Published: 28 July 2009

Abstract

Background

It is well known that the pattern of linkage disequilibrium varies between human populations, with remarkable geographical stratification. Indirect association studies routinely exploit linkage disequilibrium around genes, particularly in isolated populations where it is assumed to be higher. Here, we explore both the amount and the decay of linkage disequilibrium with physical distance along 211 gene regions, most of them related to complex diseases, across 39 HGDP-CEPH population samples, focusing particularly on the populations defined as isolates. Within each gene region and population we use r2 between all possible single nucleotide polymorphism (SNP) pairs as a measure of linkage disequilibrium and focus on the proportion of SNP pairs with r2 greater than 0.8.

Results

Although the average r2 was found to be significantly different both between and within continental regions, a much higher proportion of r2 variance could be attributed to differences between continental regions (2.8% vs. 0.5%, respectively). Similarly, while the proportion of SNP pairs with r2 > 0.8 was significantly different across continents for all distance classes, it was generally much more homogenous within continents, except in the case of Africa and the Americas.
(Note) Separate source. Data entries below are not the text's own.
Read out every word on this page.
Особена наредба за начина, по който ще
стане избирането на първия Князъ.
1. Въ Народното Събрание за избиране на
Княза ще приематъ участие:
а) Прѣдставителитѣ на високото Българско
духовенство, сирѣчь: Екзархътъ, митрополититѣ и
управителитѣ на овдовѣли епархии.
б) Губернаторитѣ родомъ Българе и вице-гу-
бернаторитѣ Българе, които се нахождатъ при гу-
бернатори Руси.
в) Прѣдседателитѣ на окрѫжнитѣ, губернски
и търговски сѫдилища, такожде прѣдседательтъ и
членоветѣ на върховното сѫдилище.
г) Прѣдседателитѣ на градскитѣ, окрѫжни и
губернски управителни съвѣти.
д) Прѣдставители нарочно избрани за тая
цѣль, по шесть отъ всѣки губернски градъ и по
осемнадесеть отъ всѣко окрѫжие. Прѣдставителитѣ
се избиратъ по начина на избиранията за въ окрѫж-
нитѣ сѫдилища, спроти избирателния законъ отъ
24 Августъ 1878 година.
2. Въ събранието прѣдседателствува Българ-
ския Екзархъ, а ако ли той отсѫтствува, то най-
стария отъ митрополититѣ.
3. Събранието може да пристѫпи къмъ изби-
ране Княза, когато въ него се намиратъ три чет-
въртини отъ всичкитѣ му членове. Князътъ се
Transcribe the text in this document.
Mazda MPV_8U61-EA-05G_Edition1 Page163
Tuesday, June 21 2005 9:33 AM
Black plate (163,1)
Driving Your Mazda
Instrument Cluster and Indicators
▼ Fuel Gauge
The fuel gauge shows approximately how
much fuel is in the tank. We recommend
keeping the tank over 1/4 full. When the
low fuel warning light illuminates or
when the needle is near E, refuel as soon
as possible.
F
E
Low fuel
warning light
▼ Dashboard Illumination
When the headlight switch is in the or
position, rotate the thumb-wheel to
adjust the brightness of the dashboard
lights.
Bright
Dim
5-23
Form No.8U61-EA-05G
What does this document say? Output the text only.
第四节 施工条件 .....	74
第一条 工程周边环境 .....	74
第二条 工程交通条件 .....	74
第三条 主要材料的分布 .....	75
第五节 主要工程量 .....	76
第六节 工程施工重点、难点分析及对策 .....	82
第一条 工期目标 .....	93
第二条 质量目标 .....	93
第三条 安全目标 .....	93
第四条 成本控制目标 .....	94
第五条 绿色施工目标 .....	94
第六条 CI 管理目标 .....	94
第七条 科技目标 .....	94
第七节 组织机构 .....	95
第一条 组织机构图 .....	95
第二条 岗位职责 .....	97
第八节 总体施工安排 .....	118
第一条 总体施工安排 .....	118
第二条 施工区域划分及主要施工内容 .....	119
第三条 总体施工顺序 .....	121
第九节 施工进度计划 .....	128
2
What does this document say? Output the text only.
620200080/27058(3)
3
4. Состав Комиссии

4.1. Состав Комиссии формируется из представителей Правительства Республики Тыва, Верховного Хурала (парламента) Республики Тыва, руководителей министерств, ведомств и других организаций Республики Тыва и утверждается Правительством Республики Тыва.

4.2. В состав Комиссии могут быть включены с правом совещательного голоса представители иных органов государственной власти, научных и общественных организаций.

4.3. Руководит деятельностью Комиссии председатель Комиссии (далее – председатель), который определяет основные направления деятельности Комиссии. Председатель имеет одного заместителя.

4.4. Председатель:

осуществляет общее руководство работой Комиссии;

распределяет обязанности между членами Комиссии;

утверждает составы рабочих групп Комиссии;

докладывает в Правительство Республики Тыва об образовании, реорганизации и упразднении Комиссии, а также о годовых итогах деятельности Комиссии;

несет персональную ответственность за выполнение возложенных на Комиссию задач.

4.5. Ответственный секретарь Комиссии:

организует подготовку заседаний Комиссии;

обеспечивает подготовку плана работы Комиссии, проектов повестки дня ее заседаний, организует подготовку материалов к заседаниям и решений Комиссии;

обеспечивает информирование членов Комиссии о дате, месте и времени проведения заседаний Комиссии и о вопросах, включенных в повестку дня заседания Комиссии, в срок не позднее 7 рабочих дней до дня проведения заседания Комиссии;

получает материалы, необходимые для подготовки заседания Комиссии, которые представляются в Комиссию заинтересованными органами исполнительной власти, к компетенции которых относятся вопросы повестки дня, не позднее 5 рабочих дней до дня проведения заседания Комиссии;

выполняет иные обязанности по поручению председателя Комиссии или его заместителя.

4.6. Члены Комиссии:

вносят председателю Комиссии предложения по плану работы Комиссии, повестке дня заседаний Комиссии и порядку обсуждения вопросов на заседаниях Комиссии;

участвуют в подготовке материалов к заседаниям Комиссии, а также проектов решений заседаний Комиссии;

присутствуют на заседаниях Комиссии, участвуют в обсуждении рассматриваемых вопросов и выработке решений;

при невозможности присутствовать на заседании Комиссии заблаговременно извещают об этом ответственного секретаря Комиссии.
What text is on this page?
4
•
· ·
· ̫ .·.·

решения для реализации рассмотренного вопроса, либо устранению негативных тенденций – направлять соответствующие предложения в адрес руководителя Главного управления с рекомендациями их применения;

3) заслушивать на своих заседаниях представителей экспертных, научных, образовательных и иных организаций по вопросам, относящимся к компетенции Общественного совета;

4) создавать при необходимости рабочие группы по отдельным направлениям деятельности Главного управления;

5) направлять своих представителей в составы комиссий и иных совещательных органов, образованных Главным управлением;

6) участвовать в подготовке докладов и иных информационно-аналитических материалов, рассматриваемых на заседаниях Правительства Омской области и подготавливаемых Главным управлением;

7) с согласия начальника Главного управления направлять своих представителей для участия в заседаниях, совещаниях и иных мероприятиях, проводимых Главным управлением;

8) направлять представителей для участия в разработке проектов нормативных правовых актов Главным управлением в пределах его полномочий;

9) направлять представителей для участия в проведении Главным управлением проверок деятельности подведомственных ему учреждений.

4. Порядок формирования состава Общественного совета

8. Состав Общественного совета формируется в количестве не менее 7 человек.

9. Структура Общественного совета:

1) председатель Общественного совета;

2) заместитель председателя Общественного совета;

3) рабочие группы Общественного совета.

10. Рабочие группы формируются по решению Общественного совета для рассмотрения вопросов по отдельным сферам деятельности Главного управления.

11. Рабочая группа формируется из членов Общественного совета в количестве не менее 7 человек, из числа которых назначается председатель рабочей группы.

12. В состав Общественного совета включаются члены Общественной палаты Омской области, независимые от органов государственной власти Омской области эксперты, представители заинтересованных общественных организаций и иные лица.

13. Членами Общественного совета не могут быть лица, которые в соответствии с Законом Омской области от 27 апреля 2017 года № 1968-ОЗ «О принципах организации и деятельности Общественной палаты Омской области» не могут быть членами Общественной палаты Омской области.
The only isolated populations with consistently higher LD in all distance classes with respect to their continent are the Kalash (Central South Asia) and the Surui (America). Moreover, isolated populations showed only slightly higher proportions of SNP pairs with r2 > 0.8 per gene region than non-isolated populations in the same continent. Thus, the number of SNPs in isolated populations that need to be genotyped may be only slightly less than in non-isolates.

Conclusion

The "isolated population" label by itself does not guarantee a greater genotyping efficiency in association studies, and properties other than increased linkage disequilibrium may make these populations interesting in genetic epidemiology.